Since Bitdefender and Norton no longer sell their security routers, there really aren’t any obvious rivals aimed at consumers – at least nothing that offers the features available in the Firewalla Purple with no ongoing subscription.
There’s no denying that the Firewalla Purple isn’t for everyone. It’s more user-friendly than, say, an enterprise firewall, and has a great app. But it is a complicated device with advanced features that even technophiles might find baffling.
If you’re only going to use a fraction of what the Purple is capable of doing, then it’s hard to recommend spending the money: a decent mesh Wi-Fi system should have a good few of the Purple’s features, and some even package them into an even friendlier app (Eero’s comes to mind).

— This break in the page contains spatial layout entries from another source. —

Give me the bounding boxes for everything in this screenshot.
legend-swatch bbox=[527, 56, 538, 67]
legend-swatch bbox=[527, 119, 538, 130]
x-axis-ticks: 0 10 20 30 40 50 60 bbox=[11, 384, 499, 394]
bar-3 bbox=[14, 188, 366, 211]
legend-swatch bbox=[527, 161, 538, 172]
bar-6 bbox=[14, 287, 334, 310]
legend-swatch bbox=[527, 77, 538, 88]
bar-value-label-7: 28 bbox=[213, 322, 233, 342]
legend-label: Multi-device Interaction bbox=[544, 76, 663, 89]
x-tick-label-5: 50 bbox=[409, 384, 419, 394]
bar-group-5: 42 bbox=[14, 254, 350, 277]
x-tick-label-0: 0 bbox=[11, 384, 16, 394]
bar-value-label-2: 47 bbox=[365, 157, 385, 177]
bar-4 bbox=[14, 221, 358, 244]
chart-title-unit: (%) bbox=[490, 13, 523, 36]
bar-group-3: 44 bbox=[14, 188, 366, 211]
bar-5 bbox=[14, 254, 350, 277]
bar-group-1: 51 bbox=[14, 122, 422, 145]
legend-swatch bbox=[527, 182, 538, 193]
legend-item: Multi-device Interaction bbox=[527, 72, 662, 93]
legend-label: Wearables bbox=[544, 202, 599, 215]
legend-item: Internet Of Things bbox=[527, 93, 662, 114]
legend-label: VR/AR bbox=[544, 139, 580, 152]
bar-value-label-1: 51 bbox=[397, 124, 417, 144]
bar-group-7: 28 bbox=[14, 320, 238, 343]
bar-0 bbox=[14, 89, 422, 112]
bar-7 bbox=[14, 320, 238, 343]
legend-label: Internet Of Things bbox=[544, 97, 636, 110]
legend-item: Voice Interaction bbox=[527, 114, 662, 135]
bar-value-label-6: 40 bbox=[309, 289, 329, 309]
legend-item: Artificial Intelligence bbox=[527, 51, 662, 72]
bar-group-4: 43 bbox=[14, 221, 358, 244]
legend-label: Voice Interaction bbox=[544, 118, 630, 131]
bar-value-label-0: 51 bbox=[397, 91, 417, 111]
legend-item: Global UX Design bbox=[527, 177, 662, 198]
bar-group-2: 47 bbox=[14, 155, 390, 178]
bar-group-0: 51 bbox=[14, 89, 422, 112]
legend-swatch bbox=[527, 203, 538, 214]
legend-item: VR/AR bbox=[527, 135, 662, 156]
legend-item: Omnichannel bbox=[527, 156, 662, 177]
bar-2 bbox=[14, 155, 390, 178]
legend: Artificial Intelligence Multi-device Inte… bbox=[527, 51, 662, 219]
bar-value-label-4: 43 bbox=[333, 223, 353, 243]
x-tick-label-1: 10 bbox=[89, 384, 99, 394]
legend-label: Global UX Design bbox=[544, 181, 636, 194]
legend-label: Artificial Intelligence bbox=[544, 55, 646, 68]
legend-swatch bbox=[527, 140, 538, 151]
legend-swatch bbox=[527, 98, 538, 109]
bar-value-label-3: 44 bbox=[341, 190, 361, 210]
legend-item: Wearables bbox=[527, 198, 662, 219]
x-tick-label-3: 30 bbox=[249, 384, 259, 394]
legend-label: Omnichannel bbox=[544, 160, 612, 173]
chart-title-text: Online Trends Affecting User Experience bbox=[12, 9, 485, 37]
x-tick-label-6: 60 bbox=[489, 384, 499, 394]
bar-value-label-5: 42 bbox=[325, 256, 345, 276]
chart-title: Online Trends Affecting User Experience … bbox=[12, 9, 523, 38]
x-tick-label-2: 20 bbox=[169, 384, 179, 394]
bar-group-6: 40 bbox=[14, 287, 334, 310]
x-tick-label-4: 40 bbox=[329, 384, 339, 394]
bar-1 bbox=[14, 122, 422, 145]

The beauty here is that there’s so much more power on offer if you’re prepared to, for example, learn to set up VLANs so only certain devices can talk to each other, or the internet.
Plus, unlike Eero and others, Firewalla doesn’t demand you pay a subscription to use its features: you pay handsomely for the device, but it’s then yours to use and keep.
Ultimately, if you want visibility into what’s happening on your network, you want the sort of control over your devices (or your kids’ devices) that ordinary routers simply don’t give you and you want the extra protection that the Purple provides from malware and hackers (and ad blocking, too) it’s easy to recommend. Let’s just hope it becomes more widely available so it’s better value outside the US.